I/O timeout when deploying BOSH

When deploying BOSH via an sshuttle connection, the following error might occur:

Command 'deploy' failed:
  Deploying:
    Creating instance 'bosh/0':
      Waiting until instance is ready:
        Sending ping to the agent:
          Performing request to agent endpoint 'https://mbus:294a691d057ede1af4f696aab36c4bc5@10.0.0.4:6868/agent':
            Performing POST request:
              Post https://mbus:294a691d057ede1af4f696aab36c4bc5@10.0.0.4:6868/agent: dial tcp 10.0.0.4:6868: i/o timeout

where 10.0.0.4 is the BOSH IP address.

Solution

Restart the sshuttle connection.

Unable to login to CredHub

A BOSH or kubo deployment may fail with the following error:

The provided username and password combination are incorrect. Please validate your input and retry your request.

Solution

This is typically caused by version mismatch between the Credhub CLI and backend. The versions must match exactly. Please make sure that the installed Credhub CLI matches version in the requirements section:

$ credhub --version
CLI Version: 0.4.0
Server Version: 0.4.0

bosh-cli 401 error for UAA

Strange error when running bosh-cli

bosh-cli -e p-kubo deployments
Using environment 'p-kubo.p.kubo.cf-app.com' as '?'

Finding deployments:
  Performing request GET 'https://p-kubo.p.kubo.cf-app.com:25555/deployments':
    Performing GET request:
      Refreshing token: UAA responded with non-successful status code '401' response '{"error":"invalid_token","error_description":"The token expired, was revoked, or the token ID is incorrect: acc3bc0eeb2b4323995f6d5873d9f52e-r"}'

Exit code 1

Solution

Please make sure that you are logged in with bosh-cli. The password can be found in <KUBO_ENV>/creds.yml, in the admin_password field.
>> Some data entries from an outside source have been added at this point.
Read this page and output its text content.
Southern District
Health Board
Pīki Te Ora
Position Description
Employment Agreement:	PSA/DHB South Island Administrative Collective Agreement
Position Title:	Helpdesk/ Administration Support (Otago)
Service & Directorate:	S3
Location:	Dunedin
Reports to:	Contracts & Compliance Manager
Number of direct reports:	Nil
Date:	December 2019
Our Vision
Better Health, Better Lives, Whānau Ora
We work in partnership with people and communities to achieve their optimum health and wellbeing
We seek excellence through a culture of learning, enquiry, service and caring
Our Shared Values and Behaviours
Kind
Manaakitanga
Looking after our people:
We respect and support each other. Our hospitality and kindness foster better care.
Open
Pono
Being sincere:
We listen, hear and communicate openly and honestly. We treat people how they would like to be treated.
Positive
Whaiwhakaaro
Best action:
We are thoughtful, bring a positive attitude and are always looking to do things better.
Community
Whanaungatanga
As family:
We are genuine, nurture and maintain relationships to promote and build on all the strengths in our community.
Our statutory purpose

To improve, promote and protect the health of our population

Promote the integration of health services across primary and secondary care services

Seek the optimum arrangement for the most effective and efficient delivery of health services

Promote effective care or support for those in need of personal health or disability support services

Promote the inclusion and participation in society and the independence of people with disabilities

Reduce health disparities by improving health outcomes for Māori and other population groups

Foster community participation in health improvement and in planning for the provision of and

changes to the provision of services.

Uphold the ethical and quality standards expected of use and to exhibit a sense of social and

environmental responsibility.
Master is not running after the update

The following error may be displayed when running deploy_k8s script

Updating instance master: master/20f5c31f-4329-46a7-ae03-484f0a17f6a3 (0) (canary) (00:01:14)
            Error: 'master/0 (20f5c31f-4329-46a7-ae03-484f0a17f6a3)' is not running after update. Review logs for failed jobs: kubernetes-api, kubernetes-controller-manager, kubernetes-scheduler, kubernetes-api-route-registrar
Error: 'master/0 (20f5c31f-4329-46a7-ae03-484f0a17f6a3)' is not running after update. Review logs for failed jobs: kubernetes-api, kubernetes-controller-manager, kubernetes-scheduler, kubernetes-api-route-registrar

Possible solutions

Check the CF credentials

Please check the fields routing-cf-client-id in <KUBO_ENV>/director.yml and routing-cf-client-secret in <KUBO_ENV>/director-secrets.yml and ensure that the UAAC credentials that you are using are valid. You can use the UAAC CLI to create and manage credentials.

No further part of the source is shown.